Phenology and Climate Change


Subalpine wildflower meadows are a great draw for the > 1 million visitors to Mt.
Rainier National Park in the summer. Additionally, subalpine wildflower meadows host some of the highest plant and likely insect diversity (per unit area) of the park.

A small insect landing on a flower with a yellow center and light purple petals
Figure 1. A Syrphid fly visiting Mountain Daisy (Erigeron peregrinus).

Status and Trend

Subalpine wildflower meadows are threatened by climate change. Temperatures have already increased by ~ 0.75 °C in the last century, and are expected to continue rising as humans continue to increase greenhouse gases (an additional 2-4°C warming is predicted in the next 100 years - Mote & Salathé 2009). Rising temperatures are likely to affect other climatic parameters, including snowpack (declining), date of snow meltout (earlier), severe frost events (fewer) and summer droughts (increasing). These changes will affect the phenology (i.e. timing of biological life events) of subalpine wildflower species, which could have implications for the pollinating insects that rely on them (Figure 1).

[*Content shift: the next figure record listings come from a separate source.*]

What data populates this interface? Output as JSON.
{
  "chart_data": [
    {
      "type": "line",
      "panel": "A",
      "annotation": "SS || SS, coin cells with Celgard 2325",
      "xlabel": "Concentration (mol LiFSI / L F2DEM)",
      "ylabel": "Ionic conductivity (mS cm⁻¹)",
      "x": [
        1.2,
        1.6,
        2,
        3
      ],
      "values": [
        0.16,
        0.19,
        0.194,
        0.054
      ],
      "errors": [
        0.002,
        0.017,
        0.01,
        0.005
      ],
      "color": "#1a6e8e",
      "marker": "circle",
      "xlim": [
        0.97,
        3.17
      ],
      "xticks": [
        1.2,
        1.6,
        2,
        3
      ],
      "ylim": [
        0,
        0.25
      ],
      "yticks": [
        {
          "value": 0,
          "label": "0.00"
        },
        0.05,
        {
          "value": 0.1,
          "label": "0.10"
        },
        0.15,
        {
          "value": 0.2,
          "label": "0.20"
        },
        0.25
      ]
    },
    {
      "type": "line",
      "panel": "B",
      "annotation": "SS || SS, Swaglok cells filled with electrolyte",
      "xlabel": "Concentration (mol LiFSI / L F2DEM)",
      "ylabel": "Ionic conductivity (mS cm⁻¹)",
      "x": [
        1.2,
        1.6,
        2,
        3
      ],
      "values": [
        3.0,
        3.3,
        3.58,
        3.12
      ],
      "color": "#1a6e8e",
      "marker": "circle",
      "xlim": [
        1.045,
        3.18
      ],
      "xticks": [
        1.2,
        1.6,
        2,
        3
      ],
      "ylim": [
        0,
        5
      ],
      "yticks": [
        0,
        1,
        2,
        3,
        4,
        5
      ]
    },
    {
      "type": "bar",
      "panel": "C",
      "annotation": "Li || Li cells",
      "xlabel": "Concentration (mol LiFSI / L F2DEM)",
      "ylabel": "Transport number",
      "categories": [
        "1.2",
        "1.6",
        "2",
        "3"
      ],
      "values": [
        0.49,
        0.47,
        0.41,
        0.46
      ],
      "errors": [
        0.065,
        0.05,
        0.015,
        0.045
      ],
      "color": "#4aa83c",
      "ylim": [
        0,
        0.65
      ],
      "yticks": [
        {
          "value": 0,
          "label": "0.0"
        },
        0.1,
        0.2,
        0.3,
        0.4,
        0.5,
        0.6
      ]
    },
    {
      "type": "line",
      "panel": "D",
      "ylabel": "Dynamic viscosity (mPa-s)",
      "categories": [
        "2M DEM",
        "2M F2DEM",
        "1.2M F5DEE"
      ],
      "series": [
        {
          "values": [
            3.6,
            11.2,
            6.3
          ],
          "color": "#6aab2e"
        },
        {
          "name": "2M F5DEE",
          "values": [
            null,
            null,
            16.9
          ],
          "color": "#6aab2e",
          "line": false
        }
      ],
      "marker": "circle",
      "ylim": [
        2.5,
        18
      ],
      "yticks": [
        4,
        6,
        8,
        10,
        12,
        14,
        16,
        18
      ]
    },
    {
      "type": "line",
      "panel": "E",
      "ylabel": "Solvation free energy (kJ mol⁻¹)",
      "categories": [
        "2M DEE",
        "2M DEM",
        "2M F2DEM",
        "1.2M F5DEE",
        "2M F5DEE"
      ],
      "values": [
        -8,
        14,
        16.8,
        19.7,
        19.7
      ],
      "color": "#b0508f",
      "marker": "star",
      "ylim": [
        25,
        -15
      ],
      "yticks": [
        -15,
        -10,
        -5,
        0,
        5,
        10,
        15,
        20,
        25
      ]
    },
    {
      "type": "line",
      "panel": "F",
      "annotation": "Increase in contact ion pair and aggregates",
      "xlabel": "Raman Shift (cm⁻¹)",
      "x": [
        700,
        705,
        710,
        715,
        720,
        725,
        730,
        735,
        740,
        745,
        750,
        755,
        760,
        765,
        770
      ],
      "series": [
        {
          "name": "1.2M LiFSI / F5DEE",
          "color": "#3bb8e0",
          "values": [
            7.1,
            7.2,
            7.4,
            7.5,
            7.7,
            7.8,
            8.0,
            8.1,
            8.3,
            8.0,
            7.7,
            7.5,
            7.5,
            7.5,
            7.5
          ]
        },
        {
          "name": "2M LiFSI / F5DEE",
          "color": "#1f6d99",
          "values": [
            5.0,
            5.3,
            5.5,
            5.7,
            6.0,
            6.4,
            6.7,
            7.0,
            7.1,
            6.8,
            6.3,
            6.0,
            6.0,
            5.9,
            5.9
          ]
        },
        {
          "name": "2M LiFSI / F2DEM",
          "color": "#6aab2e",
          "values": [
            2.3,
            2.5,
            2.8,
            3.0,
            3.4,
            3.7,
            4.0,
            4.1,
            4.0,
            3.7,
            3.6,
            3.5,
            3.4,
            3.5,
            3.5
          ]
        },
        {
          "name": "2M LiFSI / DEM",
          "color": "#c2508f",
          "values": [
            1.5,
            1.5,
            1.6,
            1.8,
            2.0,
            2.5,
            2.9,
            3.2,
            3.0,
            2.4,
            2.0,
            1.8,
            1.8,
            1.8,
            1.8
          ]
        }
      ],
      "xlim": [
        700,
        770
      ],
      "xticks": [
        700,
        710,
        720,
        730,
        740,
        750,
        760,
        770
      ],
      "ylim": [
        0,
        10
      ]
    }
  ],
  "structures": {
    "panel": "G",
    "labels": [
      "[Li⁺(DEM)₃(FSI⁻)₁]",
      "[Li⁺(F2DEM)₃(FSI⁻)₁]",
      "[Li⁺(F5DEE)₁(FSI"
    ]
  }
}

A line graph showing the probability of seeing three different kinds of flowers during different points in the summer
Figure 2. The probability of observing flowers of three species over the summer at Paradise meadows in 2011; Erythronium montanum (Avalanche lily); Lupinus arcticus (Arctic luppine); and Erigeron peregrinus (Mountain daisy). Data courtesy of Elinore Jenkins Theobald.


Research by the HilleRisLambers lab at Mount Rainier National Park (Biology Department, University of Washington) examines the links between plant phenology (flowering) to microclimate variability (e.g. snow duration, temperature). Thus far, our research demonstrates that plant species differ greatly in their phenological timing, which presumably has implications for the pollinators visiting them (Figure 1, Figure 2).